Soltando um suspiro, Lucy sorriu, encostando-se ao sofá e deixando seus olhos vagarem para sua janela gradeada. Lá estava Crocus, o local que nunca seria seu lar. Mas agora parecia muito mais com um, com a companhia daqueles dois. Após meses... Lucy não estava mais sozinha.

Depois de mais alguns segundos rindo para si mesma, retornou à cozinha, decidida.

~*~

Duas horas mais tarde, Natsu acordou ao sentir um cheiro peculiar. Ah, seu olfato sempre seria aguçado, de um jeito ou de outro, principalmente para comida.

Sentou-se devagar, passando os dedos pelos olhos inchados de sono. Ao fazê-lo, uma manta azul escorregou por seu abdômen, acumulando-se em dobras sobre seu quadril. O garoto piscou, ainda desorientado, e deixou que seus dedos tocassem o tecido, sentindo a textura macia na pele. Ah, Lucy o havia coberto enquanto dormia.

Lucy...

Levantou do sofá, tomando cuidado para não empurrar Happy da outra ponta. Olhou-o por alguns instantes antes de pegar a manta e acumulá-la ao redor do gato, transformando-o numa bolinha azul.

Quando terminou sua obra-prima, sorrindo para si mesmo, seguiu até a cozinha, seus passos mal ecoando sobre o piso. Ao parar no arco que a separava do restante da sala, torceu a boca lentamente. Lá estava Lucy, colocando carne de panelas em pratos e transferindo tudo alegremente para a pia, provavelmente pretendendo levar à sala de estar a seguir, onde estava a mesa de jantar.

Ela parecia realmente feliz. Seu cabelo — agora mais comprido, ele não pode deixar de notar — balançava para todos os lados com seus movimentos e cantarolava alguma música desconhecida para si mesma.

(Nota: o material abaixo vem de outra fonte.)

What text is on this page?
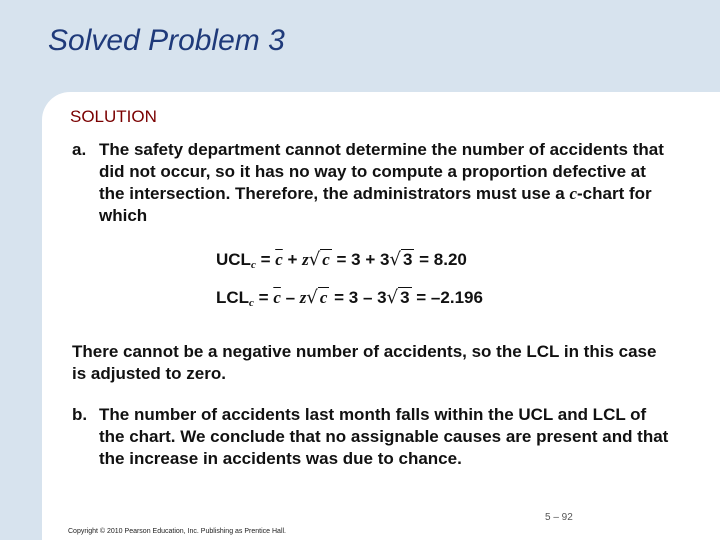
Solved Problem 3
SOLUTION
a. The safety department cannot determine the number of accidents that did not occur, so it has no way to compute a proportion defective at the intersection. Therefore, the administrators must use a c-chart for which
$UCL_c = \overline{c} + z√$ c = 3 + 3√ 3 = 8.20
$LCL_c = \overline{c} - z√$ c = 3 – 3√ 3 = –2.196
There cannot be a negative number of accidents, so the LCL in this case is adjusted to zero.
b. The number of accidents last month falls within the UCL and LCL of the chart. We conclude that no assignable causes are present and that the increase in accidents was due to chance.
5 – 92
Copyright © 2010 Pearson Education, Inc. Publishing as Prentice Hall.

Por algum motivo, pensar que ela estivera assim contente durante todo o tempo em que estiveram separados o incomodava.

— Luce — chamou, por fim, apoiando-se de lado no arco da cozinha.

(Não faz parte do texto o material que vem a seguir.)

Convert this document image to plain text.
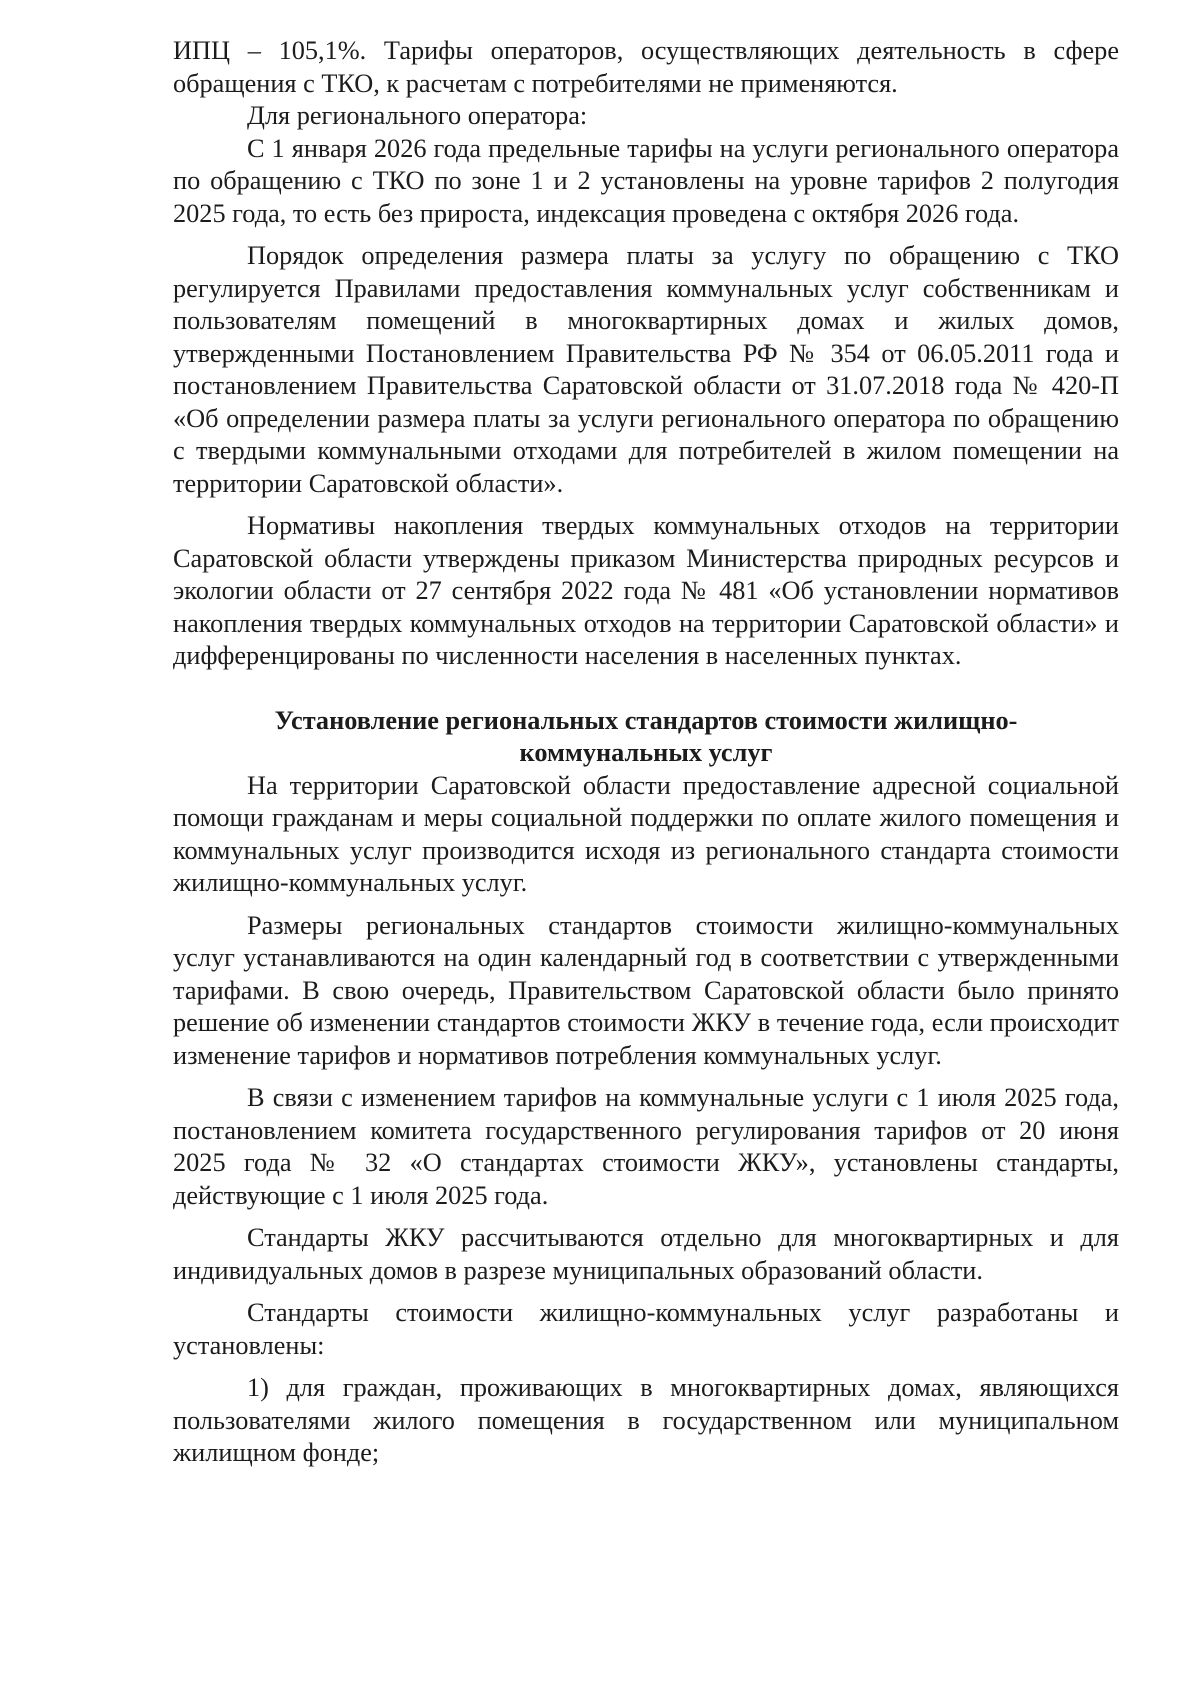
ИПЦ – 105,1%. Тарифы операторов, осуществляющих деятельность в сфере обращения с ТКО, к расчетам с потребителями не применяются.

Для регионального оператора:

С 1 января 2026 года предельные тарифы на услуги регионального оператора по обращению с ТКО по зоне 1 и 2 установлены на уровне тарифов 2 полугодия 2025 года, то есть без прироста, индексация проведена с октября 2026 года.

Порядок определения размера платы за услугу по обращению с ТКО регулируется Правилами предоставления коммунальных услуг собственникам и пользователям помещений в многоквартирных домах и жилых домов, утвержденными Постановлением Правительства РФ № 354 от 06.05.2011 года и постановлением Правительства Саратовской области от 31.07.2018 года № 420-П «Об определении размера платы за услуги регионального оператора по обращению с твердыми коммунальными отходами для потребителей в жилом помещении на территории Саратовской области».

Нормативы накопления твердых коммунальных отходов на территории Саратовской области утверждены приказом Министерства природных ресурсов и экологии области от 27 сентября 2022 года № 481 «Об установлении нормативов накопления твердых коммунальных отходов на территории Саратовской области» и дифференцированы по численности населения в населенных пунктах.

Установление региональных стандартов стоимости жилищно-

коммунальных услуг

На территории Саратовской области предоставление адресной социальной помощи гражданам и меры социальной поддержки по оплате жилого помещения и коммунальных услуг производится исходя из регионального стандарта стоимости жилищно-коммунальных услуг.

Размеры региональных стандартов стоимости жилищно-коммунальных услуг устанавливаются на один календарный год в соответствии с утвержденными тарифами. В свою очередь, Правительством Саратовской области было принято решение об изменении стандартов стоимости ЖКУ в течение года, если происходит изменение тарифов и нормативов потребления коммунальных услуг.

В связи с изменением тарифов на коммунальные услуги с 1 июля 2025 года, постановлением комитета государственного регулирования тарифов от 20 июня 2025 года № 32 «О стандартах стоимости ЖКУ», установлены стандарты, действующие с 1 июля 2025 года.

Стандарты ЖКУ рассчитываются отдельно для многоквартирных и для индивидуальных домов в разрезе муниципальных образований области.

Стандарты стоимости жилищно-коммунальных услуг разработаны и установлены:

1) для граждан, проживающих в многоквартирных домах, являющихся пользователями жилого помещения в государственном или муниципальном жилищном фонде;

A garota soltou uma exclamação surpresa, deixando o prato que segurava — algo com cara de coxa de peru — cair no chão com estrondo. Natsu arregalou os olhos ao ver a porcelana se espatifar para todos os lados, e ficou ainda mais alarmado ao perceber alguns pedaços voando na direção das pernas de Lucy, junto com a comida.

A garota soltou outra exclamação, tropeçando para trás quando os cacos tocaram sua canela, assim como o peru, do qual ainda saía um fino vapor de água.

O rosado mais do que rapidamente atravessou o cômodo, pegando-a nos braços. A mente dela estava tão nublada que nem sequer teve tempo de protestar. Seu interior gritava quente com todas as forças, e tinha quase certeza que aquele peru estúpido deixaria uma queimadura igualmente estúpida.

Natsu atravessou o cômodo, levando-a ao banheiro, cuja porta estava entreaberta. Chutou-a, ignorando o som desagradável que fez ao tocar os ladrilhos da parede do outro lado, e ligou a luz com o cotovelo. A passos largos e desajeitados, aproximou-se da banheira e depositou nela a garota loira.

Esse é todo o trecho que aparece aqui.